As for the future of the PR/news writer relationship, I've said it before and I'll say it again: A person should read the news the same way they buy fruit at the market. Sniff it, inspect it, clean it, and then eat it knowing that you still need a few more courses if you want a balanced meal. Blogs may expand the buffet table, but I find the fare the journalistic equivalent of an all candy diet. Something tells me the PR folks have already figured out how to package that candy.
I'm a lawyer. I work for a major oil company. I don't own a suit that fits properly anymore (my waist is a bit thicker than it was the last time I bought one, 6 years ago), and the only time I put on a tie is when I take my wife to the symphony. The idea that suits are back is PR BS, like the original poster said. If you wear a suit to a business function, people will figure you to be hired help, and ask you to bring them drinks. But I do notice that I see a lot more of them in London than I do in the US. Maybe they've come back there.
If you don't have this attitude (along with some team-oriented ones) I don't want to work with you. If you don't respect yourself and the work product of your staff over the superficials, why should I?

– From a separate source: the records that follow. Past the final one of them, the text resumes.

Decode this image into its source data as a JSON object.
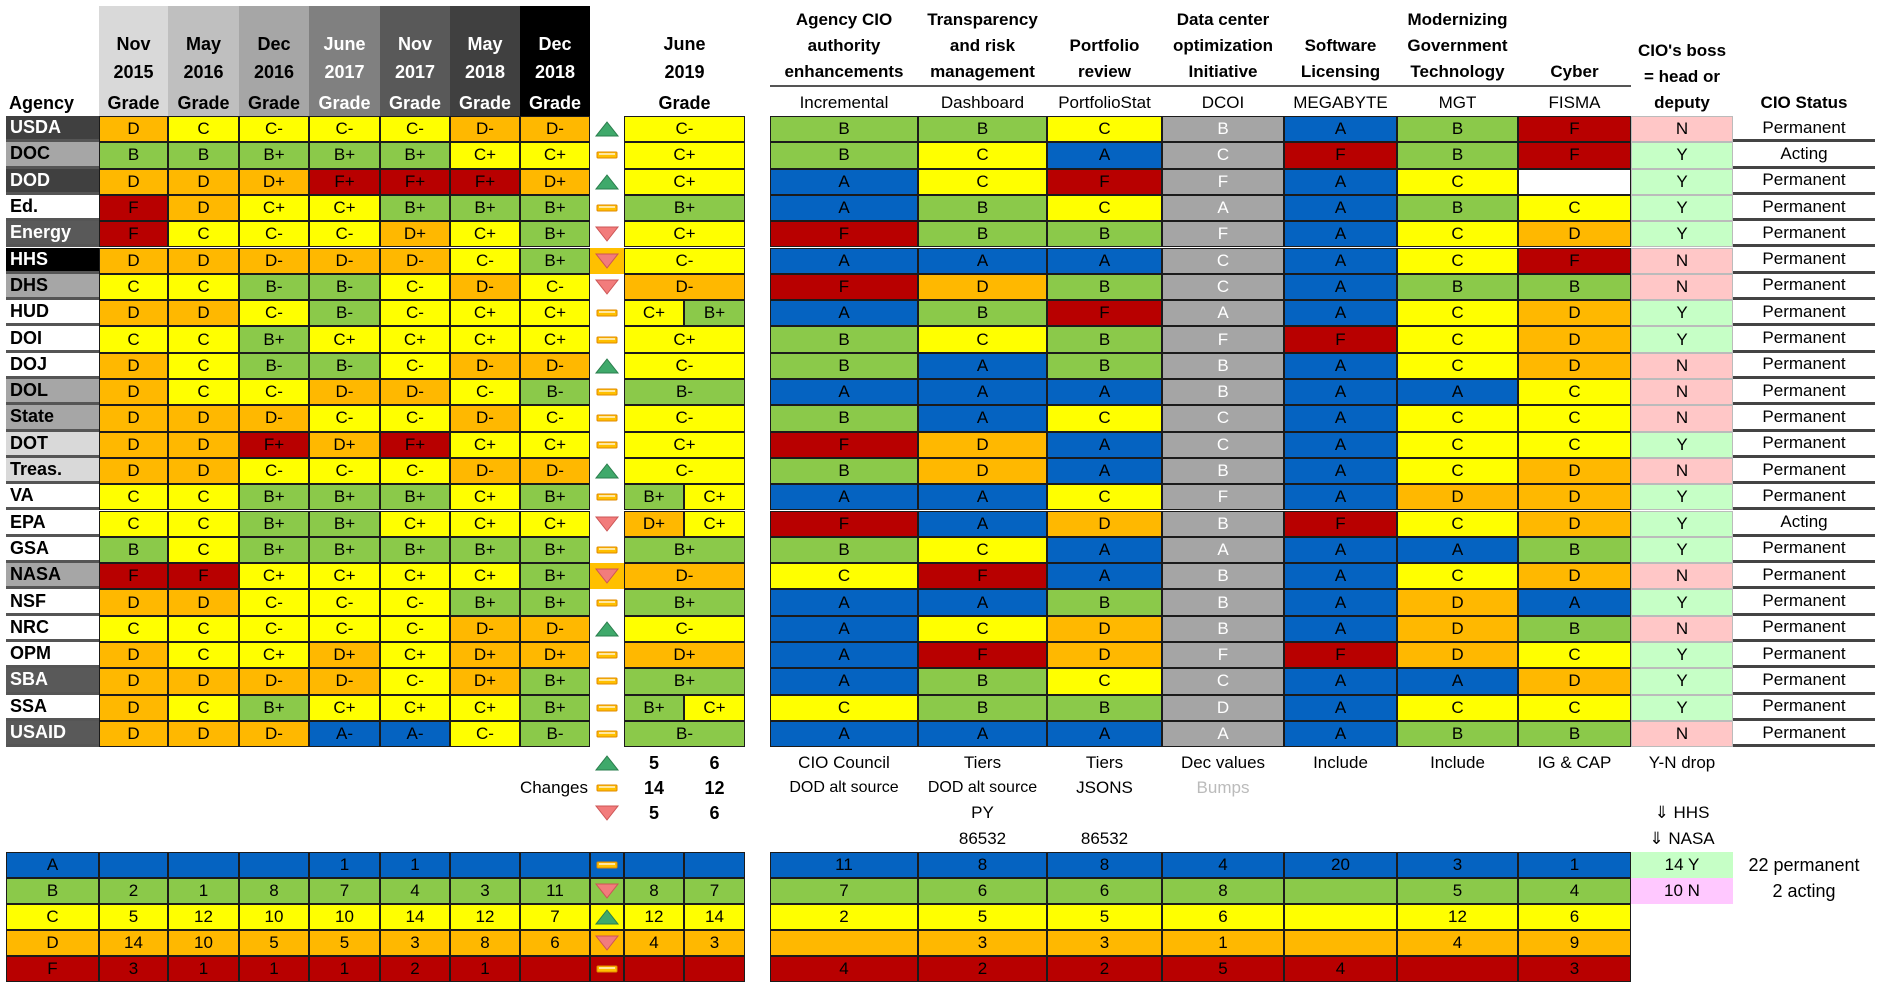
{
  "palette": {
    "A": "#0563C1",
    "B": "#8BC94A",
    "C": "#FFFF00",
    "D": "#FFB800",
    "F": "#B80000",
    "blank": "#FFFFFF",
    "dcoi": "#A5A5A5",
    "boss_Y": "#C6FFC6",
    "boss_N": "#FFC7C7",
    "no_box": "#FFC8FF",
    "trend_up": "#3FA96B",
    "trend_flat": "#FFC000",
    "trend_down": "#F27C7C"
  },
  "left_header": {
    "agency": "Agency",
    "periods": [
      {
        "month": "Nov",
        "year": "2015",
        "label": "Grade",
        "bg": "#D9D9D9",
        "fg": "#000000"
      },
      {
        "month": "May",
        "year": "2016",
        "label": "Grade",
        "bg": "#BFBFBF",
        "fg": "#000000"
      },
      {
        "month": "Dec",
        "year": "2016",
        "label": "Grade",
        "bg": "#A6A6A6",
        "fg": "#000000"
      },
      {
        "month": "June",
        "year": "2017",
        "label": "Grade",
        "bg": "#808080",
        "fg": "#FFFFFF"
      },
      {
        "month": "Nov",
        "year": "2017",
        "label": "Grade",
        "bg": "#595959",
        "fg": "#FFFFFF"
      },
      {
        "month": "May",
        "year": "2018",
        "label": "Grade",
        "bg": "#404040",
        "fg": "#FFFFFF"
      },
      {
        "month": "Dec",
        "year": "2018",
        "label": "Grade",
        "bg": "#000000",
        "fg": "#FFFFFF"
      }
    ],
    "current": {
      "month": "June",
      "year": "2019",
      "label": "Grade"
    }
  },
  "right_header": {
    "components": [
      {
        "title": [
          "Agency CIO",
          "authority",
          "enhancements"
        ],
        "sub": "Incremental"
      },
      {
        "title": [
          "Transparency",
          "and risk",
          "management"
        ],
        "sub": "Dashboard"
      },
      {
        "title": [
          "Portfolio",
          "review"
        ],
        "sub": "PortfolioStat"
      },
      {
        "title": [
          "Data center",
          "optimization",
          "Initiative"
        ],
        "sub": "DCOI"
      },
      {
        "title": [
          "Software",
          "Licensing"
        ],
        "sub": "MEGABYTE"
      },
      {
        "title": [
          "Modernizing",
          "Government",
          "Technology"
        ],
        "sub": "MGT"
      },
      {
        "title": [
          "Cyber"
        ],
        "sub": "FISMA"
      }
    ],
    "boss": [
      "CIO's boss",
      "= head or",
      "deputy"
    ],
    "status": "CIO Status"
  },
  "agencies": [
    {
      "name": "USDA",
      "bg": "#404040",
      "fg": "#FFFFFF",
      "grades": [
        "D",
        "C",
        "C-",
        "C-",
        "C-",
        "D-",
        "D-"
      ],
      "trend": "up",
      "june2019": [
        "C-"
      ],
      "components": [
        "B",
        "B",
        "C",
        "B",
        "A",
        "B",
        "F"
      ],
      "boss": "N",
      "status": "Permanent"
    },
    {
      "name": "DOC",
      "bg": "#A6A6A6",
      "fg": "#000000",
      "grades": [
        "B",
        "B",
        "B+",
        "B+",
        "B+",
        "C+",
        "C+"
      ],
      "trend": "flat",
      "june2019": [
        "C+"
      ],
      "components": [
        "B",
        "C",
        "A",
        "C",
        "F",
        "B",
        "F"
      ],
      "boss": "Y",
      "status": "Acting"
    },
    {
      "name": "DOD",
      "bg": "#404040",
      "fg": "#FFFFFF",
      "grades": [
        "D",
        "D",
        "D+",
        "F+",
        "F+",
        "F+",
        "D+"
      ],
      "trend": "up",
      "june2019": [
        "C+"
      ],
      "components": [
        "A",
        "C",
        "F",
        "F",
        "A",
        "C",
        ""
      ],
      "boss": "Y",
      "status": "Permanent"
    },
    {
      "name": "Ed.",
      "bg": "#FFFFFF",
      "fg": "#000000",
      "grades": [
        "F",
        "D",
        "C+",
        "C+",
        "B+",
        "B+",
        "B+"
      ],
      "trend": "flat",
      "june2019": [
        "B+"
      ],
      "components": [
        "A",
        "B",
        "C",
        "A",
        "A",
        "B",
        "C"
      ],
      "boss": "Y",
      "status": "Permanent"
    },
    {
      "name": "Energy",
      "bg": "#595959",
      "fg": "#FFFFFF",
      "grades": [
        "F",
        "C",
        "C-",
        "C-",
        "D+",
        "C+",
        "B+"
      ],
      "trend": "down",
      "june2019": [
        "C+"
      ],
      "components": [
        "F",
        "B",
        "B",
        "F",
        "A",
        "C",
        "D"
      ],
      "boss": "Y",
      "status": "Permanent"
    },
    {
      "name": "HHS",
      "bg": "#000000",
      "fg": "#FFFFFF",
      "grades": [
        "D",
        "D",
        "D-",
        "D-",
        "D-",
        "C-",
        "B+"
      ],
      "trend": "down",
      "highlight": true,
      "june2019": [
        "C-"
      ],
      "components": [
        "A",
        "A",
        "A",
        "C",
        "A",
        "C",
        "F"
      ],
      "boss": "N",
      "status": "Permanent"
    },
    {
      "name": "DHS",
      "bg": "#A6A6A6",
      "fg": "#000000",
      "grades": [
        "C",
        "C",
        "B-",
        "B-",
        "C-",
        "D-",
        "C-"
      ],
      "trend": "down",
      "june2019": [
        "D-"
      ],
      "components": [
        "F",
        "D",
        "B",
        "C",
        "A",
        "B",
        "B"
      ],
      "boss": "N",
      "status": "Permanent"
    },
    {
      "name": "HUD",
      "bg": "#FFFFFF",
      "fg": "#000000",
      "grades": [
        "D",
        "D",
        "C-",
        "B-",
        "C-",
        "C+",
        "C+"
      ],
      "trend": "flat",
      "june2019": [
        "C+",
        "B+"
      ],
      "components": [
        "A",
        "B",
        "F",
        "A",
        "A",
        "C",
        "D"
      ],
      "boss": "Y",
      "status": "Permanent"
    },
    {
      "name": "DOI",
      "bg": "#FFFFFF",
      "fg": "#000000",
      "grades": [
        "C",
        "C",
        "B+",
        "C+",
        "C+",
        "C+",
        "C+"
      ],
      "trend": "flat",
      "june2019": [
        "C+"
      ],
      "components": [
        "B",
        "C",
        "B",
        "F",
        "F",
        "C",
        "D"
      ],
      "boss": "Y",
      "status": "Permanent"
    },
    {
      "name": "DOJ",
      "bg": "#FFFFFF",
      "fg": "#000000",
      "grades": [
        "D",
        "C",
        "B-",
        "B-",
        "C-",
        "D-",
        "D-"
      ],
      "trend": "up",
      "june2019": [
        "C-"
      ],
      "components": [
        "B",
        "A",
        "B",
        "B",
        "A",
        "C",
        "D"
      ],
      "boss": "N",
      "status": "Permanent"
    },
    {
      "name": "DOL",
      "bg": "#A6A6A6",
      "fg": "#000000",
      "grades": [
        "D",
        "C",
        "C-",
        "D-",
        "D-",
        "C-",
        "B-"
      ],
      "trend": "flat",
      "june2019": [
        "B-"
      ],
      "components": [
        "A",
        "A",
        "A",
        "B",
        "A",
        "A",
        "C"
      ],
      "boss": "N",
      "status": "Permanent"
    },
    {
      "name": "State",
      "bg": "#A6A6A6",
      "fg": "#000000",
      "grades": [
        "D",
        "D",
        "D-",
        "C-",
        "C-",
        "D-",
        "C-"
      ],
      "trend": "flat",
      "june2019": [
        "C-"
      ],
      "components": [
        "B",
        "A",
        "C",
        "C",
        "A",
        "C",
        "C"
      ],
      "boss": "N",
      "status": "Permanent"
    },
    {
      "name": "DOT",
      "bg": "#D9D9D9",
      "fg": "#000000",
      "grades": [
        "D",
        "D",
        "F+",
        "D+",
        "F+",
        "C+",
        "C+"
      ],
      "trend": "flat",
      "june2019": [
        "C+"
      ],
      "components": [
        "F",
        "D",
        "A",
        "C",
        "A",
        "C",
        "C"
      ],
      "boss": "Y",
      "status": "Permanent"
    },
    {
      "name": "Treas.",
      "bg": "#D9D9D9",
      "fg": "#000000",
      "grades": [
        "D",
        "D",
        "C-",
        "C-",
        "C-",
        "D-",
        "D-"
      ],
      "trend": "up",
      "june2019": [
        "C-"
      ],
      "components": [
        "B",
        "D",
        "A",
        "B",
        "A",
        "C",
        "D"
      ],
      "boss": "N",
      "status": "Permanent"
    },
    {
      "name": "VA",
      "bg": "#FFFFFF",
      "fg": "#000000",
      "grades": [
        "C",
        "C",
        "B+",
        "B+",
        "B+",
        "C+",
        "B+"
      ],
      "trend": "flat",
      "june2019": [
        "B+",
        "C+"
      ],
      "components": [
        "A",
        "A",
        "C",
        "F",
        "A",
        "D",
        "D"
      ],
      "boss": "Y",
      "status": "Permanent"
    },
    {
      "name": "EPA",
      "bg": "#FFFFFF",
      "fg": "#000000",
      "grades": [
        "C",
        "C",
        "B+",
        "B+",
        "C+",
        "C+",
        "C+"
      ],
      "trend": "down",
      "june2019": [
        "D+",
        "C+"
      ],
      "components": [
        "F",
        "A",
        "D",
        "B",
        "F",
        "C",
        "D"
      ],
      "boss": "Y",
      "status": "Acting"
    },
    {
      "name": "GSA",
      "bg": "#FFFFFF",
      "fg": "#000000",
      "grades": [
        "B",
        "C",
        "B+",
        "B+",
        "B+",
        "B+",
        "B+"
      ],
      "trend": "flat",
      "june2019": [
        "B+"
      ],
      "components": [
        "B",
        "C",
        "A",
        "A",
        "A",
        "A",
        "B"
      ],
      "boss": "Y",
      "status": "Permanent"
    },
    {
      "name": "NASA",
      "bg": "#A6A6A6",
      "fg": "#000000",
      "grades": [
        "F",
        "F",
        "C+",
        "C+",
        "C+",
        "C+",
        "B+"
      ],
      "trend": "down",
      "highlight": true,
      "june2019": [
        "D-"
      ],
      "components": [
        "C",
        "F",
        "A",
        "B",
        "A",
        "C",
        "D"
      ],
      "boss": "N",
      "status": "Permanent"
    },
    {
      "name": "NSF",
      "bg": "#FFFFFF",
      "fg": "#000000",
      "grades": [
        "D",
        "D",
        "C-",
        "C-",
        "C-",
        "B+",
        "B+"
      ],
      "trend": "flat",
      "june2019": [
        "B+"
      ],
      "components": [
        "A",
        "A",
        "B",
        "B",
        "A",
        "D",
        "A"
      ],
      "boss": "Y",
      "status": "Permanent"
    },
    {
      "name": "NRC",
      "bg": "#FFFFFF",
      "fg": "#000000",
      "grades": [
        "C",
        "C",
        "C-",
        "C-",
        "C-",
        "D-",
        "D-"
      ],
      "trend": "up",
      "june2019": [
        "C-"
      ],
      "components": [
        "A",
        "C",
        "D",
        "B",
        "A",
        "D",
        "B"
      ],
      "boss": "N",
      "status": "Permanent"
    },
    {
      "name": "OPM",
      "bg": "#FFFFFF",
      "fg": "#000000",
      "grades": [
        "D",
        "C",
        "C+",
        "D+",
        "C+",
        "D+",
        "D+"
      ],
      "trend": "flat",
      "june2019": [
        "D+"
      ],
      "components": [
        "A",
        "F",
        "D",
        "F",
        "F",
        "D",
        "C"
      ],
      "boss": "Y",
      "status": "Permanent"
    },
    {
      "name": "SBA",
      "bg": "#595959",
      "fg": "#FFFFFF",
      "grades": [
        "D",
        "D",
        "D-",
        "D-",
        "C-",
        "D+",
        "B+"
      ],
      "trend": "flat",
      "june2019": [
        "B+"
      ],
      "components": [
        "A",
        "B",
        "C",
        "C",
        "A",
        "A",
        "D"
      ],
      "boss": "Y",
      "status": "Permanent"
    },
    {
      "name": "SSA",
      "bg": "#FFFFFF",
      "fg": "#000000",
      "grades": [
        "D",
        "C",
        "B+",
        "C+",
        "C+",
        "C+",
        "B+"
      ],
      "trend": "flat",
      "june2019": [
        "B+",
        "C+"
      ],
      "components": [
        "C",
        "B",
        "B",
        "D",
        "A",
        "C",
        "C"
      ],
      "boss": "Y",
      "status": "Permanent"
    },
    {
      "name": "USAID",
      "bg": "#595959",
      "fg": "#FFFFFF",
      "grades": [
        "D",
        "D",
        "D-",
        "A-",
        "A-",
        "C-",
        "B-"
      ],
      "trend": "flat",
      "june2019": [
        "B-"
      ],
      "components": [
        "A",
        "A",
        "A",
        "A",
        "A",
        "B",
        "B"
      ],
      "boss": "N",
      "status": "Permanent"
    }
  ],
  "changes": {
    "label": "Changes",
    "rows": [
      {
        "trend": "up",
        "values": [
          "5",
          "6"
        ]
      },
      {
        "trend": "flat",
        "values": [
          "14",
          "12"
        ]
      },
      {
        "trend": "down",
        "values": [
          "5",
          "6"
        ]
      }
    ]
  },
  "component_notes": [
    [
      "CIO Council",
      "DOD alt source",
      "",
      ""
    ],
    [
      "Tiers",
      "DOD alt source",
      "PY",
      "86532"
    ],
    [
      "Tiers",
      "JSONS",
      "",
      "86532"
    ],
    [
      "Dec values",
      "Bumps",
      "",
      ""
    ],
    [
      "Include",
      "",
      "",
      ""
    ],
    [
      "Include",
      "",
      "",
      ""
    ],
    [
      "IG & CAP",
      "",
      "",
      ""
    ],
    [
      "Y-N drop",
      "",
      "⇓ HHS",
      "⇓ NASA"
    ]
  ],
  "grade_summary": [
    {
      "grade": "A",
      "counts": [
        "",
        "",
        "",
        "1",
        "1",
        "",
        ""
      ],
      "trend": "flat",
      "june2019": [
        "",
        ""
      ],
      "components": [
        "11",
        "8",
        "8",
        "4",
        "20",
        "3",
        "1"
      ]
    },
    {
      "grade": "B",
      "counts": [
        "2",
        "1",
        "8",
        "7",
        "4",
        "3",
        "11"
      ],
      "trend": "down",
      "june2019": [
        "8",
        "7"
      ],
      "components": [
        "7",
        "6",
        "6",
        "8",
        "",
        "5",
        "4"
      ]
    },
    {
      "grade": "C",
      "counts": [
        "5",
        "12",
        "10",
        "10",
        "14",
        "12",
        "7"
      ],
      "trend": "up",
      "june2019": [
        "12",
        "14"
      ],
      "components": [
        "2",
        "5",
        "5",
        "6",
        "",
        "12",
        "6"
      ]
    },
    {
      "grade": "D",
      "counts": [
        "14",
        "10",
        "5",
        "5",
        "3",
        "8",
        "6"
      ],
      "trend": "down",
      "june2019": [
        "4",
        "3"
      ],
      "components": [
        "",
        "3",
        "3",
        "1",
        "",
        "4",
        "9"
      ]
    },
    {
      "grade": "F",
      "counts": [
        "3",
        "1",
        "1",
        "1",
        "2",
        "1",
        ""
      ],
      "trend": "flat",
      "june2019": [
        "",
        ""
      ],
      "components": [
        "4",
        "2",
        "2",
        "5",
        "4",
        "",
        "3"
      ]
    }
  ],
  "boss_summary": [
    {
      "text": "14 Y",
      "note": "22 permanent"
    },
    {
      "text": "10 N",
      "note": "2 acting"
    }
  ]
}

Uhh, actually, I value performance and quality, cohesion and teamwork. We had 300 qualified applicants for our last opening, and this isn't in a huge area. There were at least 25 people who were qualified, capable, fit in well with the team, and who would have done a great job. So fine. I am saying, as I will repeat, when other factors are equal - which in many cases they are virtually equal - I'll take the well-dressed, well groomed, attractively packaged person over the slob everytime. Everytime.
The fact is I am not talking about some mythical cog. For every person hired, including yourself, there is a more qualified, more capable, better candidate willing to work for less. That's a fact. If you are doubting me, contact me privately and we can make a wager. I can find you that person in 6 weeks on a small budget. Subjectively and quantatively, for every person on your team, I can find a better fit, a better worker, a more capable employee, a more honest person, and that person will gladly take the position for 10% less than you are currently paying.
Everyone may contribute a UNIQUE part of the puzzle, but that does not make a person unique.
There is no reset button in life; however, there are bonus levels.